Intriguingly, we found incontinence improvement in two patients with MS who received real tDCS stimulation while no improvement occurred in patients with MS under sham stimulation. While we did not have enough sample for a statistical analysis, this finding merits to get addressed in future trials. In fact, overactive bladder and urine incontinence is very common among the patients with MS affecting as much as one third of them.[28] Although we did not find any study about use of brain stimulation for the treatment of MS-related urine incontinence, sacral and tibial nerve electrical stimulation has been used for the treatment of overactive bladder with modest benefit.[29]

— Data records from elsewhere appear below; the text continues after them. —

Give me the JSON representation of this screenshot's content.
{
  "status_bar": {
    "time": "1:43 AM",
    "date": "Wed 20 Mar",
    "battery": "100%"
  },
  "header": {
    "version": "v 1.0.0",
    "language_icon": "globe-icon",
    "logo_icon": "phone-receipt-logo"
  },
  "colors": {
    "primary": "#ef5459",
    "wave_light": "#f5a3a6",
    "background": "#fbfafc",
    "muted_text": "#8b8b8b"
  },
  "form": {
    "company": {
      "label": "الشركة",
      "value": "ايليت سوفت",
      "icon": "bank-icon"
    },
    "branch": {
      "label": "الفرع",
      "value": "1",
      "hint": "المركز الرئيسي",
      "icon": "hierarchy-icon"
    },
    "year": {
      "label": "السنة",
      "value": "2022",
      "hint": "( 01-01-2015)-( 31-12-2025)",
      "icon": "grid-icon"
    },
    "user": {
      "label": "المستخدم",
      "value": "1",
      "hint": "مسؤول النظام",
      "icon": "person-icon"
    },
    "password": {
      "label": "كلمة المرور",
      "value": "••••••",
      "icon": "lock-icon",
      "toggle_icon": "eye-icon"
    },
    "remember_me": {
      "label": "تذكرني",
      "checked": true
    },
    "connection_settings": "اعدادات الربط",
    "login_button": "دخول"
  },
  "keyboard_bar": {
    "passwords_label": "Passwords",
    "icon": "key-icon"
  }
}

The strength of our study is examining an inexpensive therapy for the treatment of walking disability of patients with MS in a randomized double-blind clinical trial; neither the patient nor the physician was aware of the allocated type of tDCS stimulation. We also utilized both objective and subjective methods to assess therapy efficacy on the walking ability of patients with MS. However, there were some limitations too. The study was performed on only 13 participants; hence, larger trials are necessary. Moreover, we will need functional imaging to unveil brain areas which are activated by tDCS stimulation and mediate its clinical benefit. In addition, two additional arms should be added to future trials; one arm with cerebellar stimulation, and one arm with combined cerebellar and primary motor cortex stimulation. These additional arms will elucidate the best protocols to improve walking disability of patients with MS.

Conclusion

We found that lower limb motor cortex stimulation using tDCS is beneficial for patients with MS and difficulty in walking; patients walked faster after the stimulation. But, this faster walking was not accompanied by improvement in patients’ reported difficulties in the activities of daily living. To help the patients with MS in suffering less during their daily activities, we should examine addition of other rehabilitation methods to our brain stimulation. In a recent study, investigators found that a combination of aerobic and resistance exercises improved walking ability in patients with MS.[30] Combination of such exercise therapies with the brain stimulation may synergistically act and improve the walking disability of patients with MS far better than use of one of these interventions.